Выбрать главу

Спустя годы появится песня группы Alice in Chains, в которой в двух словах будет сказано то, во что Агриппинус верил в глубине души: "Если я не могу быть самим собой, мне лучше умереть".

Индивидуальность и самостоятельность - эти вещи многие люди преподносят на словах, на деле же они стали почти новой формой конформизма. Мы говорим о том, что нужно быть уникальными личностями, позволять себе сиять, но в глубине души мы знаем, что это всего лишь разговоры. Под давлением, когда это действительно важно, мы хотим того же, что и все остальные. Мы делаем то же самое, что и все остальные.

Но только не Агриппинус. Он был готов выделиться, стать ярко-красным, даже если это означало быть обезглавленным или сосланным.

Это желание не было вызвано самолюбием или любовью к вниманию, как это, к сожалению, бывает даже у тех редких мужчин и женщин, которые отвергают условности.

"Правильно хвалить Агриппина, - говорит нам Эпиктет, - потому что, хотя он был человеком высочайшего достоинства, он никогда не хвалил себя, а краснел, даже если его хвалил кто-то другой". Именно принципиальность принесла Агриппину славу, но если бы он мог выступать наедине, не привлекая внимания, он бы так и сделал.

Свою славу он приобрел благодаря умелой службе в качестве губернатора Крита и Киринеи, удивляя многих своей преданностью администратора, в то время как другие использовали те же должности для пополнения своих карманов. Тацит рассказывает, что Агриппин унаследовал "отцовскую ненависть к императорам" после несправедливости, которую он видел по отношению к своему "невиновному" отцу. Это действительно была несправедливость - ведь его отец не только, скорее всего, был невиновен, но и его реальный смертный приговор был приведен в исполнение после того, как очень чувствительный император был осмеян дворцовым карликом за то, что колебался в этом вопросе. Примечательно, что это нелепое издевательство над судом ничуть не уменьшило приверженности Агриппина к закону и к его справедливому и добросовестному применению, когда эта обязанность впоследствии выпала на его долю.

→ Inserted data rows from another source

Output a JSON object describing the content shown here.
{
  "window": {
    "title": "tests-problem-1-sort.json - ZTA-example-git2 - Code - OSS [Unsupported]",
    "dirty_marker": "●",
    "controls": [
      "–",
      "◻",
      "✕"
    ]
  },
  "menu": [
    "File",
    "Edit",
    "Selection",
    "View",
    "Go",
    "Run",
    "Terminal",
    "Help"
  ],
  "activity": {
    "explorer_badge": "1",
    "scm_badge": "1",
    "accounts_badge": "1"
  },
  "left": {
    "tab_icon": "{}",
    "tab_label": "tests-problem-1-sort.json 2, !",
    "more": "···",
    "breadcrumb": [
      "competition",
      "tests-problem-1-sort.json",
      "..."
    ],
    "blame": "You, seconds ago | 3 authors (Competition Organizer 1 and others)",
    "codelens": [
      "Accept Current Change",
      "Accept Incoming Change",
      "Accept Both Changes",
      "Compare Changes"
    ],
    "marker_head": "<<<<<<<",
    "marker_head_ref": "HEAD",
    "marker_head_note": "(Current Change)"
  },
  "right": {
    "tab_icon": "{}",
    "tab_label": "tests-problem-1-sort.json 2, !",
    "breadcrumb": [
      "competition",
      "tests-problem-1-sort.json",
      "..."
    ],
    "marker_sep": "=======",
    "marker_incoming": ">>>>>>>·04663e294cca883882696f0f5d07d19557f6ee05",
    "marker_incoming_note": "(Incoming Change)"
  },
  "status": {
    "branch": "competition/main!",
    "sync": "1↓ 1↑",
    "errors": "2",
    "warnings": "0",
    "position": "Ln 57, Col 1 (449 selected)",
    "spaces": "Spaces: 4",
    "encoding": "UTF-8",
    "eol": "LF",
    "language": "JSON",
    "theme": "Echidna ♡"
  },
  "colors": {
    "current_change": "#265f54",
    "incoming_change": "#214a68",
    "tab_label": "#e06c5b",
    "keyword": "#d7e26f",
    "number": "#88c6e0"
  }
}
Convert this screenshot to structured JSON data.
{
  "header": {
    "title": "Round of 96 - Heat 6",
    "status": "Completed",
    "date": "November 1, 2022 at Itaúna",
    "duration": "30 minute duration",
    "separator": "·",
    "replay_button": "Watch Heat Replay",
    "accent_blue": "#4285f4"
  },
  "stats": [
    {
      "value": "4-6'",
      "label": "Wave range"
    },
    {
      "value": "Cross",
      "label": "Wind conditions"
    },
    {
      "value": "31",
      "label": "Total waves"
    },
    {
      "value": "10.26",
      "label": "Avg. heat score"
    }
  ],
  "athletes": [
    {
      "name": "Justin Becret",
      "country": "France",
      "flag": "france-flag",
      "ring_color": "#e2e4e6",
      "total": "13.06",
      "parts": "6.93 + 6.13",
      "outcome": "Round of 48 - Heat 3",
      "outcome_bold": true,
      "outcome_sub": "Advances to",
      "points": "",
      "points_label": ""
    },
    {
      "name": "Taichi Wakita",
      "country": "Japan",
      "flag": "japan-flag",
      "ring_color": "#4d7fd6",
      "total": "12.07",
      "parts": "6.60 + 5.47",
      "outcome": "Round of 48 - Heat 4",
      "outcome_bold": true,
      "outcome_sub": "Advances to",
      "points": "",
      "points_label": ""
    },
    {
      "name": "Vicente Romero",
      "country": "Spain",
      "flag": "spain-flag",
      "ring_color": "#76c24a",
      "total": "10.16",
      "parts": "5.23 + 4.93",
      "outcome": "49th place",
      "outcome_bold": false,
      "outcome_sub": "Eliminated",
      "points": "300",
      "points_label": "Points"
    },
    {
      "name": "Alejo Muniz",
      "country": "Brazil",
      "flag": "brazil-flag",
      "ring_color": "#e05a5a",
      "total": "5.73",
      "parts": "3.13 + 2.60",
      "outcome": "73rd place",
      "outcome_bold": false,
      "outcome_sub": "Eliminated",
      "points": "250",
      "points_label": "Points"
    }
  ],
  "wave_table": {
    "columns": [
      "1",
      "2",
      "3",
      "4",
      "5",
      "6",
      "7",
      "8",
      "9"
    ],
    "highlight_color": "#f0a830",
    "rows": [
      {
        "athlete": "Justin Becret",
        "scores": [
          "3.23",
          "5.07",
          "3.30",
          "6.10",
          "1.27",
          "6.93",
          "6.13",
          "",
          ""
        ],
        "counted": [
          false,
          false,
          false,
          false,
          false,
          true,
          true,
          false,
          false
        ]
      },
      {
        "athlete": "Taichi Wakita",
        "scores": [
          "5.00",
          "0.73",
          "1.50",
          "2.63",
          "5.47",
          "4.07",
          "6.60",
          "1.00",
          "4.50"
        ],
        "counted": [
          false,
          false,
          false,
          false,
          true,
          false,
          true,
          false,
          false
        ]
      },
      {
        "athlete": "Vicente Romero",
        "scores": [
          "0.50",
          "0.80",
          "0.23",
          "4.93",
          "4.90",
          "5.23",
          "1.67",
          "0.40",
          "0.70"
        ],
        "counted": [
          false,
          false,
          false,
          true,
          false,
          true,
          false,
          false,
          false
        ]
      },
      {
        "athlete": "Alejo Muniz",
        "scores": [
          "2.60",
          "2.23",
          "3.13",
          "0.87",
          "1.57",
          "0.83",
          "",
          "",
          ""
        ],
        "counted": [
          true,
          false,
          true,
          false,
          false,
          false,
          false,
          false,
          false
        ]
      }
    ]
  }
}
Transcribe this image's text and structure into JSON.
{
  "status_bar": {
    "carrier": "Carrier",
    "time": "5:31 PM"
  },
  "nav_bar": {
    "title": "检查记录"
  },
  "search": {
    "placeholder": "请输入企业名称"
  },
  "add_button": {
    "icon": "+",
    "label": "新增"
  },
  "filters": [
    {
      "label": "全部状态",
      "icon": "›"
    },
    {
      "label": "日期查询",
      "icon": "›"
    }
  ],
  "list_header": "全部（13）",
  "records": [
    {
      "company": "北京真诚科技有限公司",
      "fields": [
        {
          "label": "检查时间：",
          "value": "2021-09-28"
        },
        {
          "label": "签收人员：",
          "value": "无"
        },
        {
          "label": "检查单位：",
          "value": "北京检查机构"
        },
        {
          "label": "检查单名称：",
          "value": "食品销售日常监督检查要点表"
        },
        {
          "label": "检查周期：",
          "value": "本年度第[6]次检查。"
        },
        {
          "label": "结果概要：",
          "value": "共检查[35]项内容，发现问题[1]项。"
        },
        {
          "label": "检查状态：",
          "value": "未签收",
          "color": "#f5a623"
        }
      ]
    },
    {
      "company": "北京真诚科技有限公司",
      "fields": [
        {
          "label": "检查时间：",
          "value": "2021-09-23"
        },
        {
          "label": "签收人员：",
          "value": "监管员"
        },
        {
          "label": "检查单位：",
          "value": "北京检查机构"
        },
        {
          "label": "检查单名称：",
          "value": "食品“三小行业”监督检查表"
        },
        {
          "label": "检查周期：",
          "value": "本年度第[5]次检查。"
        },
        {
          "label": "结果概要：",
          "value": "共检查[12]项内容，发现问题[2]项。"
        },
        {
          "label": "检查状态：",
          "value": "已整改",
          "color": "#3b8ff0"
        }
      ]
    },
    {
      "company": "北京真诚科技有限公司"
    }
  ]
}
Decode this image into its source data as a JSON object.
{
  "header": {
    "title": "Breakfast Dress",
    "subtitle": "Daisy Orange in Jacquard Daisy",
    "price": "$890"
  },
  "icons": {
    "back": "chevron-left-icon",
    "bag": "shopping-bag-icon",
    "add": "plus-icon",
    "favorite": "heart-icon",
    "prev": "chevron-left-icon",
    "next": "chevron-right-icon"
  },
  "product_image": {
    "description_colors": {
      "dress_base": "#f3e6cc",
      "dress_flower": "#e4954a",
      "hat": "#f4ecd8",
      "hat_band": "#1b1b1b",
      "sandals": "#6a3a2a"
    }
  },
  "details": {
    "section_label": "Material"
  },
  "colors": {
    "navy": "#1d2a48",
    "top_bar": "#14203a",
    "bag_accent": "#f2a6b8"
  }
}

"Когда Агриппин был правителем, - с восхищением вспоминал Эпиктет, - он пытался убедить тех, кого приговаривал, в правильности вынесенного им приговора. "Ибо, - говорил он, - я подаю свой голос против них не как враг или разбойник, а как куратор и опекун; подобно тому как врач ободряет человека, которого оперирует, и убеждает его подчиниться операции".

Такая преданность была все более необычной в империи, где скупость вознаграждалась, а принципы были багажом. Однако Агриппину, похоже, и в голову не приходило быть каким-то иным, кроме как чистым, преданным и ясноглазым.

В знаменитом обмене мнениями, о котором нам поведал Эпиктет, к Агриппину обратился философ, который размышлял, стоит ли ему присутствовать и выступать на каком-то банкете, устроенном Нероном, для которого, как мы можем предположить, Сенека подготовил речь. Агриппин сказал ему, что он должен пойти. Но почему, спросил тот? Потому что ты даже думал об этом. Для меня, - ответил Агриппинус, - это даже не вопрос.

По мнению Агриппинуса, не должно быть никаких раздумий и колебаний по поводу правильного решения. Не должно быть взвешивания вариантов. "Тот, кто однажды предается таким размышлениям, - говорил Эпиктет об Агриппине, - и переходит к исчислению ценности внешних вещей, очень близко подходит к тем, кто забывает свой собственный характер". Характер - это судьба, так говорил Гераклит - один из любимых авторитетов стоиков. Это было верно для Агриппина, как когда-то давно для Аристо и Катона. Он считал, что только характер решает сложные вопросы, причем делает это четко и ясно. Не требовалось никаких расчетов, никаких размышлений. Правильный поступок был очевиден.

Когда Агриппина в конце концов обвинили в заговоре против Нерона, он, как и его отец, оказался на скамье подсудимых. "Надеюсь, все закончится хорошо", - сказал он другу, когда начался суд, а затем, заметив час, напомнил ему, что пришло время для ежедневных упражнений. Пока сенат решал его судьбу, пока его жизнь висела на волоске, Агриппин занимался спортом, а затем расслаблялся в холодной ванне. Как Катон перед смертью насладился последним ужином, так и Агриппинус хорошенько попарился перед тем, как ему принесли новость: Ты осужден.

Обычный человек мог бы упасть на колени или проклясть несправедливость. Агриппин не выдал ни тревоги, ни страха по поводу своей судьбы. У него были только практические вопросы. Изгнание или смерть? Изгнание, сказали его друзья. Конфисковали ли они мое имущество? Нет, слава богу, сказали они ему. "Очень хорошо, - сказал он, - мы пообедаем в Арисии".